= Ivers Riley =

Financial expert (1932–2015)

Ivers Whitman Riley (September 28, 1932 in Los Angeles, California – February 17, 2015 in Savannah, Georgia) was Chairman of the International Securities Exchange from 2002 to 2006, as well as Chief Executive of the Hong Kong Futures Exchange from 1994 to 1997 and again from 1999 to 2000. He has been recognized as a driving force behind the development of SPDR funds and in 2005 he was inducted into the Futures Industry Hall of Fame.

== Background ==

Ivers Riley graduated from The University of California, Los Angeles in 1955 with a Bachelor of Science degree in finance.
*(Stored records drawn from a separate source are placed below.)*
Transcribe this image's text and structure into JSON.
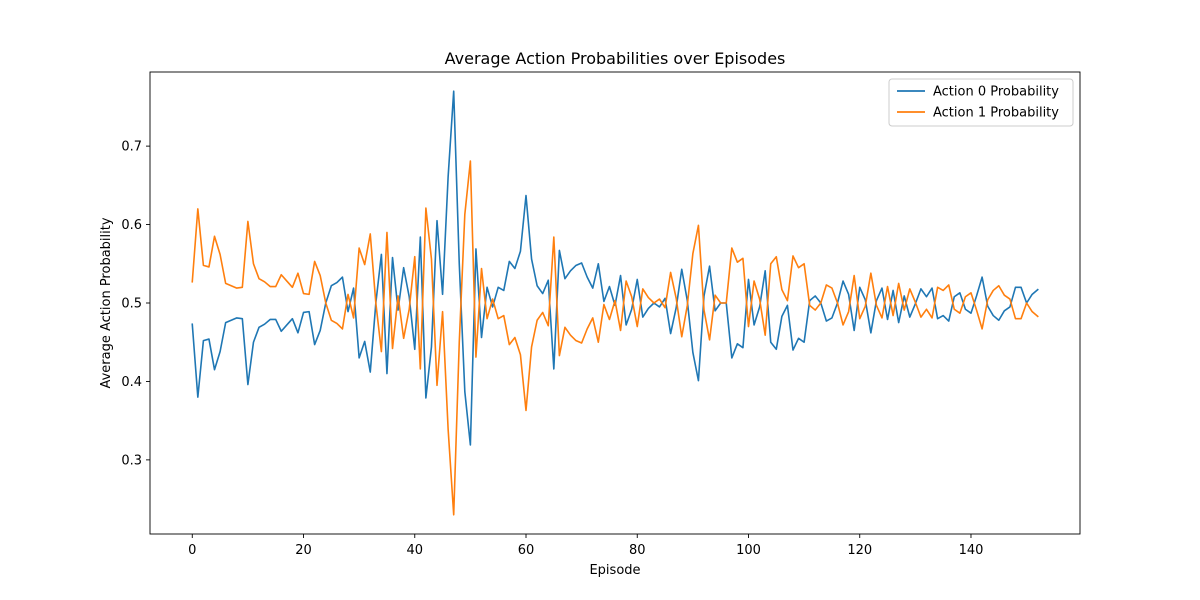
{
  "chart_data": {
    "type": "line",
    "title": "Average Action Probabilities over Episodes",
    "xlabel": "Episode",
    "ylabel": "Average Action Probability",
    "xlim": [
      -7.6,
      159.6
    ],
    "ylim": [
      0.2055,
      0.7945
    ],
    "xticks": [
      0,
      20,
      40,
      60,
      80,
      100,
      120,
      140
    ],
    "yticks": [
      0.3,
      0.4,
      0.5,
      0.6,
      0.7
    ],
    "grid": false,
    "legend_position": "top-right",
    "series": [
      {
        "name": "Action 0 Probability",
        "color": "#1f77b4",
        "values": [
          0.473,
          0.38,
          0.452,
          0.454,
          0.415,
          0.438,
          0.475,
          0.478,
          0.481,
          0.48,
          0.396,
          0.45,
          0.469,
          0.473,
          0.479,
          0.479,
          0.464,
          0.472,
          0.48,
          0.462,
          0.488,
          0.489,
          0.447,
          0.465,
          0.5,
          0.522,
          0.526,
          0.533,
          0.489,
          0.519,
          0.43,
          0.451,
          0.412,
          0.5,
          0.562,
          0.41,
          0.558,
          0.491,
          0.545,
          0.508,
          0.441,
          0.584,
          0.379,
          0.444,
          0.605,
          0.511,
          0.661,
          0.77,
          0.55,
          0.387,
          0.319,
          0.569,
          0.456,
          0.52,
          0.495,
          0.52,
          0.516,
          0.553,
          0.544,
          0.566,
          0.637,
          0.556,
          0.522,
          0.512,
          0.529,
          0.416,
          0.567,
          0.531,
          0.541,
          0.548,
          0.551,
          0.533,
          0.519,
          0.55,
          0.502,
          0.521,
          0.497,
          0.535,
          0.472,
          0.492,
          0.53,
          0.482,
          0.493,
          0.5,
          0.495,
          0.506,
          0.461,
          0.494,
          0.543,
          0.503,
          0.437,
          0.401,
          0.509,
          0.547,
          0.49,
          0.5,
          0.5,
          0.43,
          0.448,
          0.443,
          0.53,
          0.472,
          0.495,
          0.541,
          0.45,
          0.441,
          0.483,
          0.497,
          0.44,
          0.455,
          0.45,
          0.503,
          0.509,
          0.5,
          0.477,
          0.481,
          0.5,
          0.528,
          0.511,
          0.465,
          0.52,
          0.504,
          0.462,
          0.503,
          0.519,
          0.479,
          0.516,
          0.475,
          0.509,
          0.482,
          0.499,
          0.518,
          0.508,
          0.519,
          0.48,
          0.484,
          0.477,
          0.508,
          0.513,
          0.492,
          0.487,
          0.509,
          0.533,
          0.496,
          0.484,
          0.478,
          0.49,
          0.495,
          0.52,
          0.52,
          0.5,
          0.511,
          0.517
        ]
      },
      {
        "name": "Action 1 Probability",
        "color": "#ff7f0e",
        "values": [
          0.527,
          0.62,
          0.548,
          0.546,
          0.585,
          0.562,
          0.525,
          0.522,
          0.519,
          0.52,
          0.604,
          0.55,
          0.531,
          0.527,
          0.521,
          0.521,
          0.536,
          0.528,
          0.52,
          0.538,
          0.512,
          0.511,
          0.553,
          0.535,
          0.5,
          0.478,
          0.474,
          0.467,
          0.511,
          0.481,
          0.57,
          0.549,
          0.588,
          0.5,
          0.438,
          0.59,
          0.442,
          0.509,
          0.455,
          0.492,
          0.559,
          0.416,
          0.621,
          0.556,
          0.395,
          0.489,
          0.339,
          0.23,
          0.45,
          0.613,
          0.681,
          0.431,
          0.544,
          0.48,
          0.505,
          0.48,
          0.484,
          0.447,
          0.456,
          0.434,
          0.363,
          0.444,
          0.478,
          0.488,
          0.471,
          0.584,
          0.433,
          0.469,
          0.459,
          0.452,
          0.449,
          0.467,
          0.481,
          0.45,
          0.498,
          0.479,
          0.503,
          0.465,
          0.528,
          0.508,
          0.47,
          0.518,
          0.507,
          0.5,
          0.505,
          0.494,
          0.539,
          0.506,
          0.457,
          0.497,
          0.563,
          0.599,
          0.491,
          0.453,
          0.51,
          0.5,
          0.5,
          0.57,
          0.552,
          0.557,
          0.47,
          0.528,
          0.505,
          0.459,
          0.55,
          0.559,
          0.517,
          0.503,
          0.56,
          0.545,
          0.55,
          0.497,
          0.491,
          0.5,
          0.523,
          0.519,
          0.5,
          0.472,
          0.489,
          0.535,
          0.48,
          0.496,
          0.538,
          0.497,
          0.481,
          0.521,
          0.484,
          0.525,
          0.491,
          0.518,
          0.501,
          0.482,
          0.492,
          0.481,
          0.52,
          0.516,
          0.523,
          0.492,
          0.487,
          0.508,
          0.513,
          0.491,
          0.467,
          0.504,
          0.516,
          0.522,
          0.51,
          0.505,
          0.48,
          0.48,
          0.5,
          0.489,
          0.483
        ]
      }
    ]
  }
}
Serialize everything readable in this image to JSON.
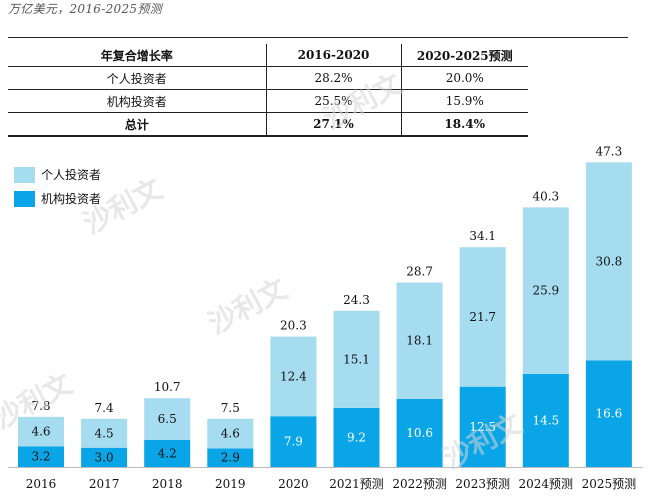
{
  "subtitle": "万亿美元，2016-2025预测",
  "cagr_table": {
    "headers": [
      "年复合增长率",
      "2016-2020",
      "2020-2025预测"
    ],
    "rows": [
      {
        "label": "个人投资者",
        "v1": "28.2%",
        "v2": "20.0%"
      },
      {
        "label": "机构投资者",
        "v1": "25.5%",
        "v2": "15.9%"
      }
    ],
    "total": {
      "label": "总计",
      "v1": "27.1%",
      "v2": "18.4%"
    }
  },
  "watermark": {
    "text": "沙利文"
  },
  "colors": {
    "individual": "#a6dcf0",
    "institutional": "#0aa5e6"
  },
  "chart_data": {
    "type": "bar",
    "stacked": true,
    "categories": [
      "2016",
      "2017",
      "2018",
      "2019",
      "2020",
      "2021预测",
      "2022预测",
      "2023预测",
      "2024预测",
      "2025预测"
    ],
    "series": [
      {
        "name": "机构投资者",
        "values": [
          3.2,
          3.0,
          4.2,
          2.9,
          7.9,
          9.2,
          10.6,
          12.5,
          14.5,
          16.6
        ]
      },
      {
        "name": "个人投资者",
        "values": [
          4.6,
          4.5,
          6.5,
          4.6,
          12.4,
          15.1,
          18.1,
          21.7,
          25.9,
          30.8
        ]
      }
    ],
    "totals": [
      7.8,
      7.4,
      10.7,
      7.5,
      20.3,
      24.3,
      28.7,
      34.1,
      40.3,
      47.3
    ],
    "legend": [
      "个人投资者",
      "机构投资者"
    ],
    "legend_position": "top-left",
    "title": "",
    "xlabel": "",
    "ylabel": "",
    "ylim": [
      0,
      47.3
    ],
    "grid": false
  }
}
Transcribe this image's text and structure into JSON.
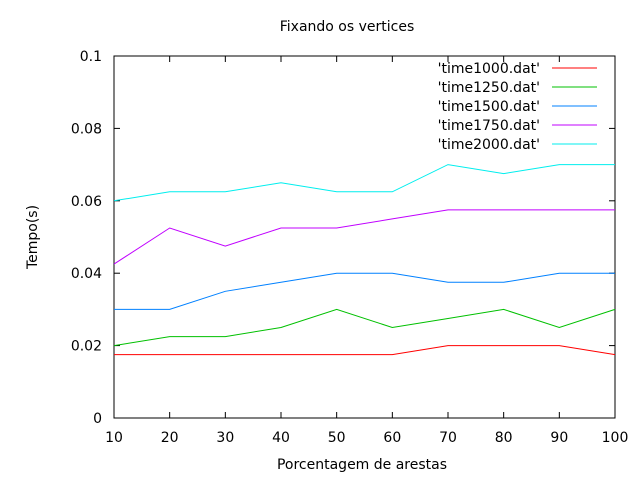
{
  "chart_data": {
    "type": "line",
    "title": "Fixando os vertices",
    "xlabel": "Porcentagem de arestas",
    "ylabel": "Tempo(s)",
    "xlim": [
      10,
      100
    ],
    "ylim": [
      0,
      0.1
    ],
    "xticks": [
      "10",
      "20",
      "30",
      "40",
      "50",
      "60",
      "70",
      "80",
      "90",
      "100"
    ],
    "yticks": [
      "0",
      "0.02",
      "0.04",
      "0.06",
      "0.08",
      "0.1"
    ],
    "legend_position": "top-right",
    "grid": false,
    "x": [
      10,
      20,
      30,
      40,
      50,
      60,
      70,
      80,
      90,
      100
    ],
    "series": [
      {
        "name": "'time1000.dat'",
        "color": "#ff0000",
        "values": [
          0.0175,
          0.0175,
          0.0175,
          0.0175,
          0.0175,
          0.0175,
          0.02,
          0.02,
          0.02,
          0.0175
        ]
      },
      {
        "name": "'time1250.dat'",
        "color": "#00c000",
        "values": [
          0.02,
          0.0225,
          0.0225,
          0.025,
          0.03,
          0.025,
          0.0275,
          0.03,
          0.025,
          0.03
        ]
      },
      {
        "name": "'time1500.dat'",
        "color": "#0080ff",
        "values": [
          0.03,
          0.03,
          0.035,
          0.0375,
          0.04,
          0.04,
          0.0375,
          0.0375,
          0.04,
          0.04
        ]
      },
      {
        "name": "'time1750.dat'",
        "color": "#c000ff",
        "values": [
          0.0425,
          0.0525,
          0.0475,
          0.0525,
          0.0525,
          0.055,
          0.0575,
          0.0575,
          0.0575,
          0.0575
        ]
      },
      {
        "name": "'time2000.dat'",
        "color": "#00eeee",
        "values": [
          0.06,
          0.0625,
          0.0625,
          0.065,
          0.0625,
          0.0625,
          0.07,
          0.0675,
          0.07,
          0.07
        ]
      }
    ]
  }
}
In 1986, Riley attended the six-week Advanced Management Program at Harvard Business School. He was Executive Vice President of the New York Stock Exchange from 1983 to 1986. From 1987 to 1993, Riley was Senior Executive Vice President in charge of all derivatives activity at the American Stock Exchange, where he helped coordinate a plan to attract trading of SPDR funds. From 1994 to 1997 and again from 1999 to 2000, Riley was Chief Executive of the Hong Kong Futures Exchange and Charmain of the Hong Kong Futures Exchange Clearing Corporation. From 2002 to 2006 he was Chairman of the International Securities Exchange.